Date: Tue, 29 Nov 2022 10:45:51 -0500
Sorry for the delay in responding.
u8path was deprecated with the adoption of P0482R6
<https://wg21.link/p0482r6>. I confirmed that I neglected to include
motivation for its deprecation in that paper. The closest the paper gets
to such motivation is in the discussion of u8path in the Motivation
<https://wg21.link/p0482r6#motivation> section:
To accommodate UTF-8 encoded text, the file system library specifies
the following factory functions. Matching factory functions are not
provided for other encodings.
|template <class Source> path u8path(const Source& source); template
<class InputIterator> path u8path(InputIterator first, InputIterator
last); |
The requirement to construct path objects using one interface for
UTF-8 strings vs another interface for all other supported encodings
creates unnecessary difficulties for portable code. Consider an
application that uses UTF-8 as its internal encoding on POSIX
systems, but uses UTF-16 on Windows. Conditional compilation or
other abstractions must be implemented and used in otherwise
platform neutral code to construct path objects.
The original motivation for deprecation was that u8path was only added
because the path constructor, per [fs.path.type.cvt]
<http://eel.is/c++draft/fs.path.type.cvt>, already specified different
behavior for construction via a range of char; u8path therefore provided
redundant functionality once char8_t was added.
I think deprecation is still justified on design grounds. The standard
currently associates the following encodings with char:
1. The /ordinary literal encoding/ ([lex.ccon.literal]
<http://eel.is/c++draft/tab:lex.ccon.literal>, [lex.string.literal]
<http://eel.is/c++draft/tab:lex.string.literal>) used for character
and string literals.
2. The /execution character set/ ([character.seq.general]p(1.2)
<http://eel.is/c++draft/library#character.seq.general-1.2>) used for
the locale dependent execution environment.
3. The multibyte character encoding ([c.mb.wcs]
<http://eel.is/c++draft/c.mb.wcs>, C: 5.2.1.1 Multibyte characters)
which is effectively the encoding of the /execution character set/.
4. The /native encoding/ ([fs.path.type.cvt]p1
<http://eel.is/c++draft/fs.path.type.cvt#1>) used for path names.

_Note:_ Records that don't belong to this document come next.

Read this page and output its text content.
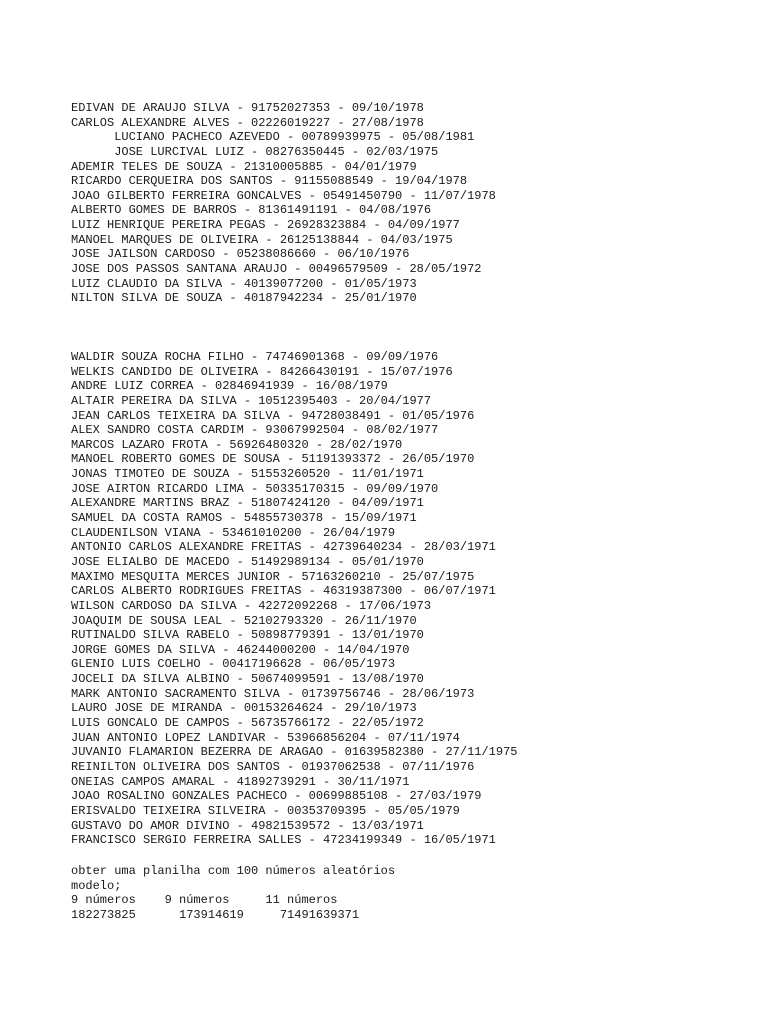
EDIVAN DE ARAUJO SILVA - 91752027353 - 09/10/1978
CARLOS ALEXANDRE ALVES - 02226019227 - 27/08/1978
LUCIANO PACHECO AZEVEDO - 00789939975 - 05/08/1981
JOSE LURCIVAL LUIZ - 08276350445 - 02/03/1975
ADEMIR TELES DE SOUZA - 21310005885 - 04/01/1979
RICARDO CERQUEIRA DOS SANTOS - 91155088549 - 19/04/1978
JOAO GILBERTO FERREIRA GONCALVES - 05491450790 - 11/07/1978
ALBERTO GOMES DE BARROS - 81361491191 - 04/08/1976
LUIZ HENRIQUE PEREIRA PEGAS - 26928323884 - 04/09/1977
MANOEL MARQUES DE OLIVEIRA - 26125138844 - 04/03/1975
JOSE JAILSON CARDOSO - 05238086660 - 06/10/1976
JOSE DOS PASSOS SANTANA ARAUJO - 00496579509 - 28/05/1972
LUIZ CLAUDIO DA SILVA - 40139077200 - 01/05/1973
NILTON SILVA DE SOUZA - 40187942234 - 25/01/1970
WALDIR SOUZA ROCHA FILHO - 74746901368 - 09/09/1976
WELKIS CANDIDO DE OLIVEIRA - 84266430191 - 15/07/1976
ANDRE LUIZ CORREA - 02846941939 - 16/08/1979
ALTAIR PEREIRA DA SILVA - 10512395403 - 20/04/1977
JEAN CARLOS TEIXEIRA DA SILVA - 94728038491 - 01/05/1976
ALEX SANDRO COSTA CARDIM - 93067992504 - 08/02/1977
MARCOS LAZARO FROTA - 56926480320 - 28/02/1970
MANOEL ROBERTO GOMES DE SOUSA - 51191393372 - 26/05/1970
JONAS TIMOTEO DE SOUZA - 51553260520 - 11/01/1971
JOSE AIRTON RICARDO LIMA - 50335170315 - 09/09/1970
ALEXANDRE MARTINS BRAZ - 51807424120 - 04/09/1971
SAMUEL DA COSTA RAMOS - 54855730378 - 15/09/1971
CLAUDENILSON VIANA - 53461010200 - 26/04/1979
ANTONIO CARLOS ALEXANDRE FREITAS - 42739640234 - 28/03/1971
JOSE ELIALBO DE MACEDO - 51492989134 - 05/01/1970
MAXIMO MESQUITA MERCES JUNIOR - 57163260210 - 25/07/1975
CARLOS ALBERTO RODRIGUES FREITAS - 46319387300 - 06/07/1971
WILSON CARDOSO DA SILVA - 42272092268 - 17/06/1973
JOAQUIM DE SOUSA LEAL - 52102793320 - 26/11/1970
RUTINALDO SILVA RABELO - 50898779391 - 13/01/1970
JORGE GOMES DA SILVA - 46244000200 - 14/04/1970
GLENIO LUIS COELHO - 00417196628 - 06/05/1973
JOCELI DA SILVA ALBINO - 50674099591 - 13/08/1970
MARK ANTONIO SACRAMENTO SILVA - 01739756746 - 28/06/1973
LAURO JOSE DE MIRANDA - 00153264624 - 29/10/1973
LUIS GONCALO DE CAMPOS - 56735766172 - 22/05/1972
JUAN ANTONIO LOPEZ LANDIVAR - 53966856204 - 07/11/1974
JUVANIO FLAMARION BEZERRA DE ARAGAO - 01639582380 - 27/11/1975
REINILTON OLIVEIRA DOS SANTOS - 01937062538 - 07/11/1976
ONEIAS CAMPOS AMARAL - 41892739291 - 30/11/1971
JOAO ROSALINO GONZALES PACHECO - 00699885108 - 27/03/1979
ERISVALDO TEIXEIRA SILVEIRA - 00353709395 - 05/05/1979
GUSTAVO DO AMOR DIVINO - 49821539572 - 13/03/1971
FRANCISCO SERGIO FERREIRA SALLES - 47234199349 - 16/05/1971
obter uma planilha com 100 números aleatórios
modelo;
9 números    9 números     11 números
182273825      173914619     71491639371
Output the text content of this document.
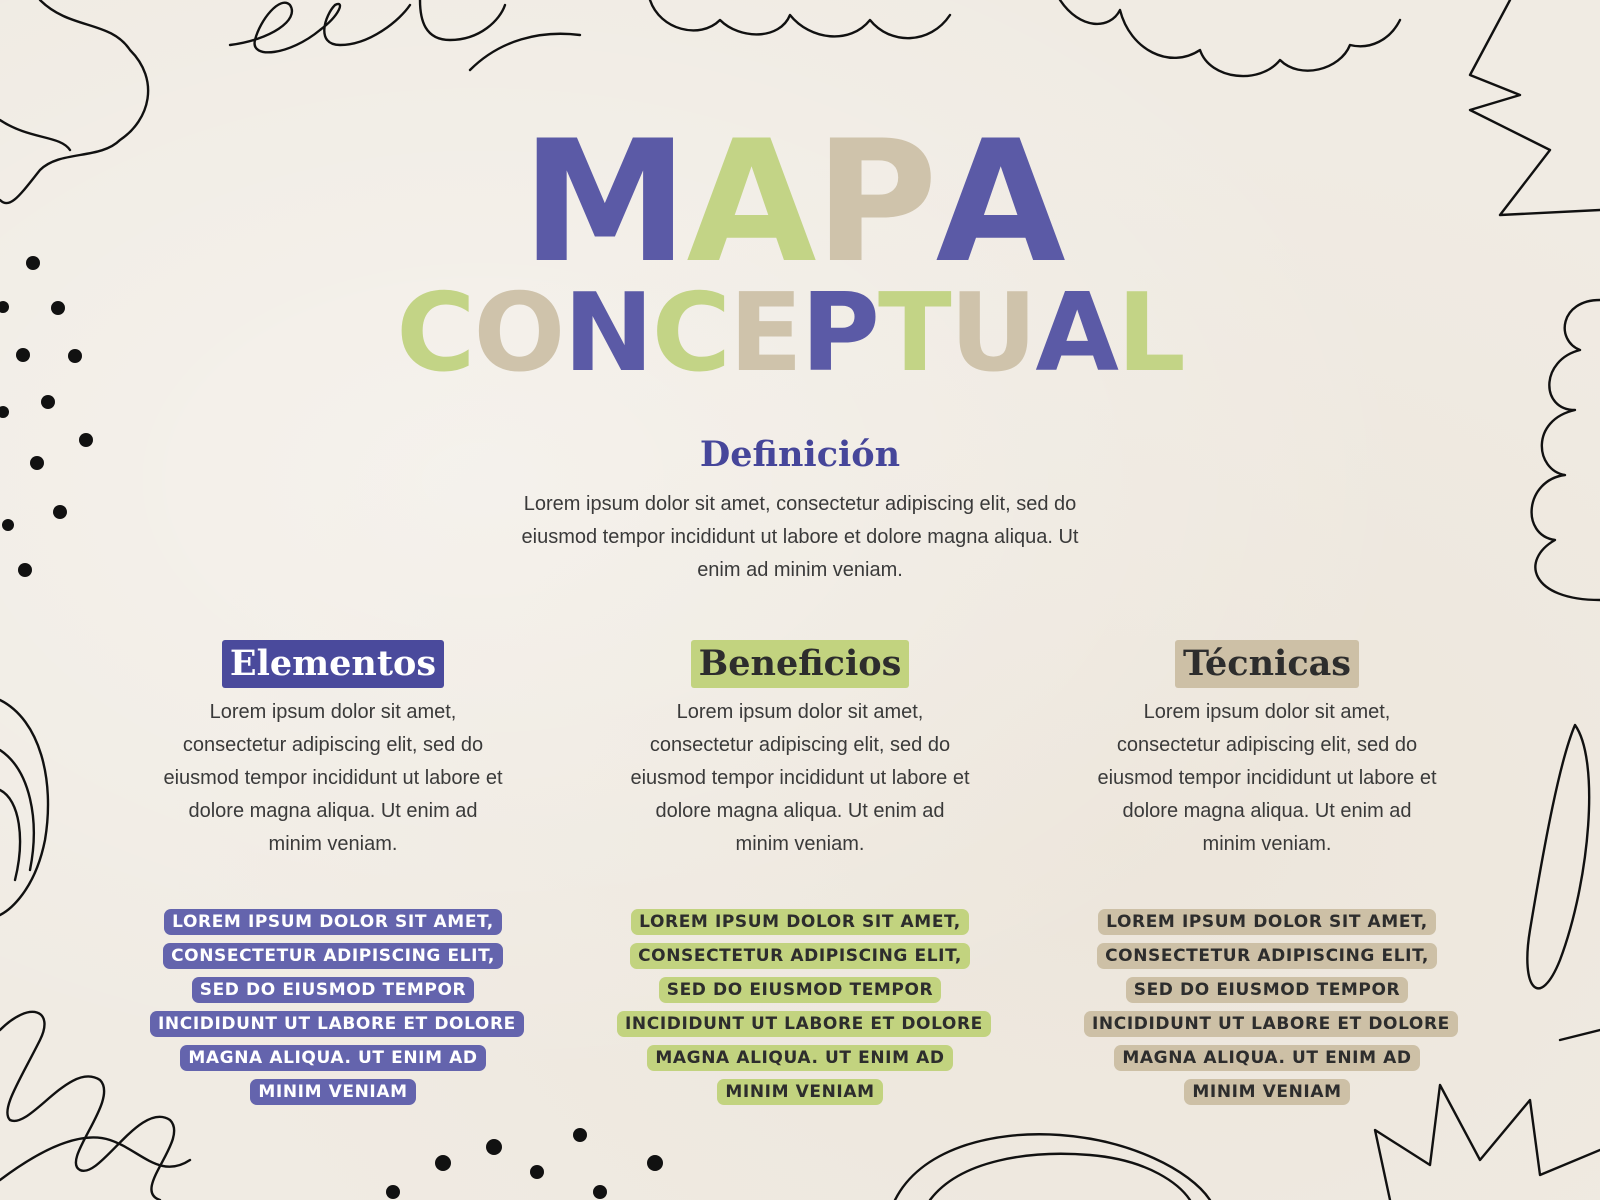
MAPA
CONCEPTUAL
Definición
Lorem ipsum dolor sit amet, consectetur adipiscing elit, sed do eiusmod tempor incididunt ut labore et dolore magna aliqua. Ut enim ad minim veniam.
Elementos
Lorem ipsum dolor sit amet, consectetur adipiscing elit, sed do eiusmod tempor incididunt ut labore et dolore magna aliqua. Ut enim ad minim veniam.
Beneficios
Lorem ipsum dolor sit amet, consectetur adipiscing elit, sed do eiusmod tempor incididunt ut labore et dolore magna aliqua. Ut enim ad minim veniam.
Técnicas
Lorem ipsum dolor sit amet, consectetur adipiscing elit, sed do eiusmod tempor incididunt ut labore et dolore magna aliqua. Ut enim ad minim veniam.
LOREM IPSUM DOLOR SIT AMET, CONSECTETUR ADIPISCING ELIT, SED DO EIUSMOD TEMPOR INCIDIDUNT UT LABORE ET DOLORE MAGNA ALIQUA. UT ENIM AD MINIM VENIAM
LOREM IPSUM DOLOR SIT AMET, CONSECTETUR ADIPISCING ELIT, SED DO EIUSMOD TEMPOR INCIDIDUNT UT LABORE ET DOLORE MAGNA ALIQUA. UT ENIM AD MINIM VENIAM
LOREM IPSUM DOLOR SIT AMET, CONSECTETUR ADIPISCING ELIT, SED DO EIUSMOD TEMPOR INCIDIDUNT UT LABORE ET DOLORE MAGNA ALIQUA. UT ENIM AD MINIM VENIAM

Though the standard doesn't require it, the intent is that these
encodings are all compatible. In practice, they do get out of sync; the
locale of the execution environment is not generally known when encoding
character and string literals and filesystem encoding may differ from
the locale dependent encoding.
Adding an additional association with UTF-8 creates a deeper division.
We know that programmers have a hard time maintaining encoding
expectations; mojibake remains a common occurrence. From a design
perspective, if we endorse continued use of u8path, should we also add
char-based UTF-8 specific variants of std::basic_string,
std::char_traits, and std::ctype? It isn't clear to me that path names
are sufficiently special to warrant special interfaces; particularly
when most filesystems in use today (NTFS being a partial exception) do
not require a particular encoding (most just require a specific value
for the '/' and '\0' characters). As we seek to add more Unicode
features to the standard library, should we add UTF-8 based interfaces
for char and char8_t (and unsigned char since some projects use that for
UTF-8)? I think the standard should avoid further muddying the waters of
what encoding(s) char should be associated with.
Tom.
On 11/29/22 1:08 AM, Daniel Krügler wrote:
> Am Di., 29. Nov. 2022 um 05:32 Uhr schrieb Nicole Mazzuca
> <Nicole.Mazzuca_at_[hidden]>:
>> I'd point out that the exact same issue exists with path(u8string), we've just made life more painful for people who do need to convert utf-8 to paths. (i.e., Windows people).
>>
>> Nicole
> Thanks for all the feedback, Nicole, Steve, and Casey. I will now open
> an LWG issue about this.
>
> - Daniel
u8path was deprecated with the adoption of P0482R6
<https://wg21.link/p0482r6>. I confirmed that I neglected to include
motivation for its deprecation in that paper. The closest the paper gets
to such motivation is in the discussion of u8path in the Motivation
<https://wg21.link/p0482r6#motivation> section:
To accommodate UTF-8 encoded text, the file system library specifies
the following factory functions. Matching factory functions are not
provided for other encodings.
|template <class Source> path u8path(const Source& source); template
<class InputIterator> path u8path(InputIterator first, InputIterator
last); |
The requirement to construct path objects using one interface for
UTF-8 strings vs another interface for all other supported encodings
creates unnecessary difficulties for portable code. Consider an
application that uses UTF-8 as its internal encoding on POSIX
systems, but uses UTF-16 on Windows. Conditional compilation or
other abstractions must be implemented and used in otherwise
platform neutral code to construct path objects.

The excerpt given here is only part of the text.